A rod-like bacterium is responsible for high molybdenum concentrations in the tropical sponge Halichondria phakellioides

Constanza Buccella A , Belinda Alvarez A B , Karen Gibb A and Anna Padovan A C
+ Author Affiliations
- Author Affiliations

A Research Institute for the Environment and Livelihoods, Charles Darwin University, Darwin, NT 0909, Australia.

B Museum and Art Gallery of the Northern Territory, Darwin, NT 0801, Australia.

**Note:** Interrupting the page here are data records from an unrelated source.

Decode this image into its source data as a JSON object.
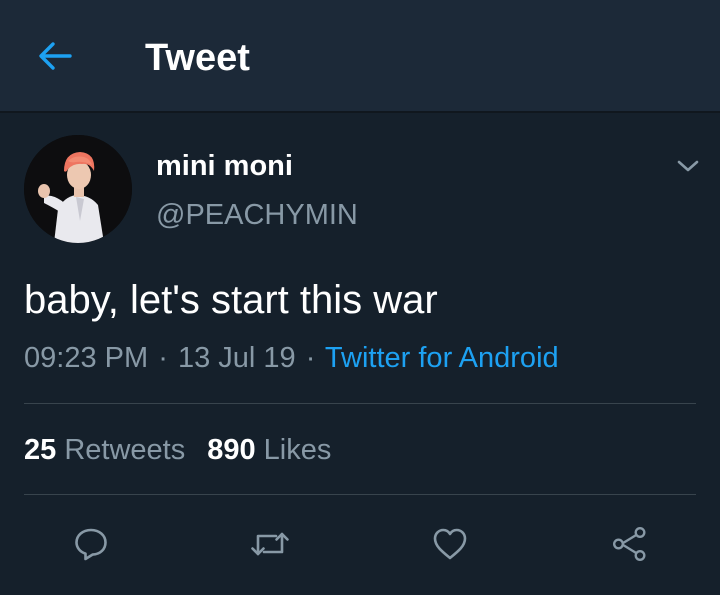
{
  "header": {
    "title": "Tweet",
    "back_icon": "arrow-left-icon"
  },
  "tweet": {
    "display_name": "mini moni",
    "handle": "@PEACHYMIN",
    "text": "baby, let's start this war",
    "time": "09:23 PM",
    "date": "13 Jul 19",
    "separator": "·",
    "source": "Twitter for Android",
    "avatar_icon": "avatar"
  },
  "stats": {
    "retweets_count": "25",
    "retweets_label": "Retweets",
    "likes_count": "890",
    "likes_label": "Likes"
  },
  "actions": [
    {
      "icon": "reply-icon"
    },
    {
      "icon": "retweet-icon"
    },
    {
      "icon": "heart-icon"
    },
    {
      "icon": "share-icon"
    }
  ],
  "colors": {
    "background": "#15202b",
    "header_background": "#1c2938",
    "accent": "#1da1f2",
    "secondary_text": "#8899a6",
    "divider": "#38444d"
  }
}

C Corresponding author. Email: anna.padovan@cdu.edu.au

Marine and Freshwater Research 65(9) 838-848 https://doi.org/10.1071/MF13254
Submitted: 19 September 2013  Accepted: 12 December 2013   Published: 4 July 2014

Abstract

The tropical marine sponge, Halichondria phakellioides, from Darwin Harbour contains high concentrations of molybdenum. A rod-like bacterium extracellular in sponge tissue was observed using transmission electron microscopy. Molybdenum was located within these bacteria, but not in sponge cells. This is the first report of the trace element molybdenum localised in a sponge bacterial symbiont. Many different bacterial symbionts were identified in the sponge by sequence analysis so the identity of the molybdenum-accumulating bacterium could only be inferred.

Additional keywords: pyrosequencing, X-ray microanalysis.